To accommodate these lighter voices, Karajan tries to keep the orchestra on a tight rein when either is singing. Verdi’s writing often precludes such an approach. The consequence can be heard as early as Carreras’s singing of Radames’s Celeste Aida (CD 1 tr. 3) when at the climactic top he is seriously stretched with the voice becoming unsteady. In the more lyrical sections he is far better, but again in act 3, when Radames realises he has revealed the state secret of the route the army will take, his lack of heft is evident (CD 3 tr.10). Freni copes somewhat better at the start of Ritorna vincitor (CD 1 tr. 9) colouring her tone and using chest voice to declaim the phrase. However, as the aria progresses, and challenged by Karajan’s slow tempi, her tone lightens to the point of thinness and loss of body in a manner that does not afflict Tebaldi or Price in their recordings.

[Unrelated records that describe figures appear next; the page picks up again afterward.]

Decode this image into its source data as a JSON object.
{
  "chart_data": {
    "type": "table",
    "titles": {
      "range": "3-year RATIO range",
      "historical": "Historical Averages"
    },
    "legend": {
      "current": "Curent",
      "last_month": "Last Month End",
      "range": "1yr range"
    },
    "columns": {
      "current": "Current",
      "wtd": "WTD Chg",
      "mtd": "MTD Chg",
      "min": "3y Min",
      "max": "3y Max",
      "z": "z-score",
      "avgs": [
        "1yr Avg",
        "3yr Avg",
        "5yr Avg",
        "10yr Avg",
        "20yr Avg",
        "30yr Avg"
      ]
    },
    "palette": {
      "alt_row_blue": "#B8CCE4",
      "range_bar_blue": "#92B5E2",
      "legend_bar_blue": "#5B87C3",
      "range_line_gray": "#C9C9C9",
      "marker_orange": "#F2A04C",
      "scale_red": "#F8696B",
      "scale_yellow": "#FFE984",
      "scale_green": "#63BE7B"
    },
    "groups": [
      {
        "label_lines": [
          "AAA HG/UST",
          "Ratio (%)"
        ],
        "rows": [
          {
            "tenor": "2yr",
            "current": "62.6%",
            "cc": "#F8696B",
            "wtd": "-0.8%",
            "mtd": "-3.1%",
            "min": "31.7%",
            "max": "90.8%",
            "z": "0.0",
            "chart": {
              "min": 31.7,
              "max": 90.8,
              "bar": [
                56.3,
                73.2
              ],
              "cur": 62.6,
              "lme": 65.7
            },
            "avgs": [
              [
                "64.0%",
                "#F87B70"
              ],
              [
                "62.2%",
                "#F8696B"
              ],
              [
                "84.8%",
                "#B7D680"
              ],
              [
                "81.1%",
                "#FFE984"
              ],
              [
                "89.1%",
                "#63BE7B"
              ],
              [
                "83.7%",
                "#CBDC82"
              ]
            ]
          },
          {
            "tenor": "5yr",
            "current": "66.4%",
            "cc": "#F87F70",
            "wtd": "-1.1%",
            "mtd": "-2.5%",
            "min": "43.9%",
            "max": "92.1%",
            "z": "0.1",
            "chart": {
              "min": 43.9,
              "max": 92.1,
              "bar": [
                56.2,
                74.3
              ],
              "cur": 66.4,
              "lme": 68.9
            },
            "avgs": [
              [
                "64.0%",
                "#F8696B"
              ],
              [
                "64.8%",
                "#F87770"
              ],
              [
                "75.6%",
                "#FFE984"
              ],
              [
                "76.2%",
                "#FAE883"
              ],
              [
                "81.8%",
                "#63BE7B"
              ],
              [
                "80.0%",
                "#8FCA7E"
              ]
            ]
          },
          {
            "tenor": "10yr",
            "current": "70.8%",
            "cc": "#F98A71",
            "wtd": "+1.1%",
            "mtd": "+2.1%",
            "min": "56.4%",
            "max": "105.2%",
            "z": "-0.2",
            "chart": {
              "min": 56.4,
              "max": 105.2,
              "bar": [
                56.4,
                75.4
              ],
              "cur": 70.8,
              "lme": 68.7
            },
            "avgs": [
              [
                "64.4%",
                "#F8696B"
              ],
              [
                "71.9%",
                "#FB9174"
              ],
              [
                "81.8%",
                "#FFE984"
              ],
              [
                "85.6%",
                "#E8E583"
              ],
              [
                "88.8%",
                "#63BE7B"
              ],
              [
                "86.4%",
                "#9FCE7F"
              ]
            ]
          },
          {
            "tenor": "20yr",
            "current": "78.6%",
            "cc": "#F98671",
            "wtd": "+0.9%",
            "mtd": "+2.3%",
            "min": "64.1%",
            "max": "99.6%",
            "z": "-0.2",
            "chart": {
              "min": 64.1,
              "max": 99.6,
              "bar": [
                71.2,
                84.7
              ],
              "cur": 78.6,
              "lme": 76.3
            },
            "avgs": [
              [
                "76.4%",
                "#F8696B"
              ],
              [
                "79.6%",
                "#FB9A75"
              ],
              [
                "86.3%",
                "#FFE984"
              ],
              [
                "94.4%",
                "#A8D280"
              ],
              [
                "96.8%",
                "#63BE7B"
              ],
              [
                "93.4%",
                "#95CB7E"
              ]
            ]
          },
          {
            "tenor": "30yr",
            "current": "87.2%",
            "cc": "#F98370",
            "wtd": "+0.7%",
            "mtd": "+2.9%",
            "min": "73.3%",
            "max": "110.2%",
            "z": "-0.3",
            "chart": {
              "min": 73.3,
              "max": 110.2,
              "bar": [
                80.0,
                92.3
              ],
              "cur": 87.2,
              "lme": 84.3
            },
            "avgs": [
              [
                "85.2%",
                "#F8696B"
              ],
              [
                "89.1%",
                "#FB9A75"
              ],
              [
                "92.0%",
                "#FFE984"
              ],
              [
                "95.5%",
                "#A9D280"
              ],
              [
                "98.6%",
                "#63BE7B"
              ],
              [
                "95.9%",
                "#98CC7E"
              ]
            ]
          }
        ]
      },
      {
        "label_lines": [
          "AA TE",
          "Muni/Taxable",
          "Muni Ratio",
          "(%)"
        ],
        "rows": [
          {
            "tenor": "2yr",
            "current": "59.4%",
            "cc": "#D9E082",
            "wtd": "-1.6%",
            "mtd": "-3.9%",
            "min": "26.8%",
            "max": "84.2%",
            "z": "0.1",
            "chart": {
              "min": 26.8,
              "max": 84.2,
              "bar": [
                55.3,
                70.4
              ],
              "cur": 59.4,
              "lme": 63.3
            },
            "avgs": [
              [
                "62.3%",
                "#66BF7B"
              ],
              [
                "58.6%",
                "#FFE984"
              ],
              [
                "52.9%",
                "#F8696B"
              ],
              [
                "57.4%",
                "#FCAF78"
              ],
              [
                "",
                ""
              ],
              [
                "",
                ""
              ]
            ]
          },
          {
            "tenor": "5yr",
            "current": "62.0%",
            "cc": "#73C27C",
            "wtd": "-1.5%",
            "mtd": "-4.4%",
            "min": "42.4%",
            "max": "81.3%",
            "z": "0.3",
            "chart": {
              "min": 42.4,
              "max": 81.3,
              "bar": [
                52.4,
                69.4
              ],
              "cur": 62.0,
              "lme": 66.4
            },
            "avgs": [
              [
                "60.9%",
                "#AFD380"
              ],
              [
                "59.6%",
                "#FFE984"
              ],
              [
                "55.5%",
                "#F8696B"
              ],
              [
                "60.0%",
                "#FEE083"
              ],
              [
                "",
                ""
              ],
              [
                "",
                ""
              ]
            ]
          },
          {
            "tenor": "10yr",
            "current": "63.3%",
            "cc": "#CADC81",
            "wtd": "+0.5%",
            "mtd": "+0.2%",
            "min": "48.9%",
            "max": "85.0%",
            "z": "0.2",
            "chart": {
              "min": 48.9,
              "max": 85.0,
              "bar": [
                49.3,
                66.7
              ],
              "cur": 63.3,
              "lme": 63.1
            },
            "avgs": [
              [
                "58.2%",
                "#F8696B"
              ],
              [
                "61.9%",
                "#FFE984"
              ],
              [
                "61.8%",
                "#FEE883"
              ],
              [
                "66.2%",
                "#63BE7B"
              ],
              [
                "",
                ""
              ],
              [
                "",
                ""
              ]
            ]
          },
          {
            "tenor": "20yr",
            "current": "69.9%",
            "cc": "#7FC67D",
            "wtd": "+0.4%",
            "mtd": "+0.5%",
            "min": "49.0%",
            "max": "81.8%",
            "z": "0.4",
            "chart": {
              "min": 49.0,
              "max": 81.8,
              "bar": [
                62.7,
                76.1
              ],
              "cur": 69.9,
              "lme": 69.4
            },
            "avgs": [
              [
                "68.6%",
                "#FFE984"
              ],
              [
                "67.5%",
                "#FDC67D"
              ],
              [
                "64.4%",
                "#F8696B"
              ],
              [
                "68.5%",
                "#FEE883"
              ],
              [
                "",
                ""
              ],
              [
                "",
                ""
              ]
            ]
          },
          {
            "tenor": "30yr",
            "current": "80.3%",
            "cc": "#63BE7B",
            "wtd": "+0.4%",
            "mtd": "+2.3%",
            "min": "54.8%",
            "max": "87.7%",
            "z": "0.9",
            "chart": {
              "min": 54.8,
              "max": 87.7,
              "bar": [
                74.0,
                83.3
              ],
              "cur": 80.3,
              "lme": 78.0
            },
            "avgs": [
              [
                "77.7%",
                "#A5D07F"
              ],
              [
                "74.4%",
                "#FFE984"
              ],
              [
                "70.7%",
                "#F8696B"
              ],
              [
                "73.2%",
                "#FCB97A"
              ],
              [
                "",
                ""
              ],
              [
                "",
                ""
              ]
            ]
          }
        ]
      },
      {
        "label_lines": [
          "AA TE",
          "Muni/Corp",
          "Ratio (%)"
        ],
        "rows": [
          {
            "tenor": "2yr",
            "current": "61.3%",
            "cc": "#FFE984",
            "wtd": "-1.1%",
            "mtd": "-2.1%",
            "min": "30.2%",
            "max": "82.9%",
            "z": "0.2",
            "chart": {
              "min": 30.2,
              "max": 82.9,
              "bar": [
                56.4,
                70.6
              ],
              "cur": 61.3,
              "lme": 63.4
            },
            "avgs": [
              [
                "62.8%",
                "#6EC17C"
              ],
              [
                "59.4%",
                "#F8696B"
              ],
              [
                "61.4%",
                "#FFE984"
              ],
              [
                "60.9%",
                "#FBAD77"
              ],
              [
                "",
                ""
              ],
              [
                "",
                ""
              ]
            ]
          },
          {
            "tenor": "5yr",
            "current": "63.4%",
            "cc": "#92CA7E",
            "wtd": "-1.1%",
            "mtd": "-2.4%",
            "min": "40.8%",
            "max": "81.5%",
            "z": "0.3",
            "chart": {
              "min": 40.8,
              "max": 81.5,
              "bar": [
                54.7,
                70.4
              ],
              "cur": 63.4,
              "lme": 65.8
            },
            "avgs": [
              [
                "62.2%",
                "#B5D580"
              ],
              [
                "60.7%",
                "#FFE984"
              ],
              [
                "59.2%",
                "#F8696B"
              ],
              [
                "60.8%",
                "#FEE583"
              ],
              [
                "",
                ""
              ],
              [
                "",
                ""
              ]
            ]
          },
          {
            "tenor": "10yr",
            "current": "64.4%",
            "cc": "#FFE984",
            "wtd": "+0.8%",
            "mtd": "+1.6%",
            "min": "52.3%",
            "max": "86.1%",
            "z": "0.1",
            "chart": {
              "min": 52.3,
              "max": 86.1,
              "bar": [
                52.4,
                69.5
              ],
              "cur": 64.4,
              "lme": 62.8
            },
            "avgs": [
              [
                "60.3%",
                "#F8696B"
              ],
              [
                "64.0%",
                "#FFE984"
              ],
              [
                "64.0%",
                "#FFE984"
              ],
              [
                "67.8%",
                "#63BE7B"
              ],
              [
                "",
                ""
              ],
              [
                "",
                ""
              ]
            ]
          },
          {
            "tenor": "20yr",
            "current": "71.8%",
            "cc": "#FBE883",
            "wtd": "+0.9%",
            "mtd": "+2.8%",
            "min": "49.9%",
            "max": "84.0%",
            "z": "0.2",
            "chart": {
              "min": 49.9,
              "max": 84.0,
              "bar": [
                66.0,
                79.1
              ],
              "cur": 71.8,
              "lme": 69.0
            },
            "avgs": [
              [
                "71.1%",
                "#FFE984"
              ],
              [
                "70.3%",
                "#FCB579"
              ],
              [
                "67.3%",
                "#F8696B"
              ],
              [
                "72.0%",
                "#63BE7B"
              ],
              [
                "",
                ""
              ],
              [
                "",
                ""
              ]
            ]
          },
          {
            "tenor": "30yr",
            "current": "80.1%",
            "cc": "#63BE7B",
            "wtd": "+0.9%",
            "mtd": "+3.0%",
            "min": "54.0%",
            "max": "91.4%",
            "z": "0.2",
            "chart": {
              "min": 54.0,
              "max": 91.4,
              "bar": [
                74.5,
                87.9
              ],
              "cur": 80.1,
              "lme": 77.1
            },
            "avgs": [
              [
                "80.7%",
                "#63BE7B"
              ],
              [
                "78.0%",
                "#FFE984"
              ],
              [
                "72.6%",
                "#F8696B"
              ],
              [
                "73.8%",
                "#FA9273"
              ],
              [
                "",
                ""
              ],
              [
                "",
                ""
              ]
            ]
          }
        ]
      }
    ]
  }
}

A similar problem occurs for Freni with the pressured high note in the middle of O patria mia (CD 3 tr. 4) and where again Karajan’s slow tempi doesn’t help his soprano. Of the other soloists Baltsa scores highest with good-toned and characterised singing as Amneris who ably invests the Trial scene with the inherent drama Verdi envisaged (CD 3 trs 11-15). As Amonasro, Aida’s scheming father, Pierro Cappuccilli gives a full-toned and dramatic account. Raimondi as Ramfis is sonorous in his middle voice but has to stretch for his lower notes. Van Dam is a light-toned King. The acoustic has lots of presence and with Karajan giving the pageantry the full dynamic range there are viscerally exciting moments. Whether the conductor’s variations of tempi and dynamic are what Verdi intended is another matter.
 
Although this recording post-dated EMI’s 1974 recording of Aida, with Montserrat Caballé alongside Placido Domingo as the lovers (see review), it preceded it onto a mid-price re-issue by more than a decade. When it did so it was in the usual jewel-case complete with libretto and translation. The present, and latest, lower-priced format has the CDs in cardboard slipcases within a neat folding box and with a modernist representation of an Egyptian scene on the front. As well as a full track-listing the enclosed leaflet has an introductory essay and track-related synopsis in French, German and English. A full libretto and translations are available at EMI's Classic Opera website.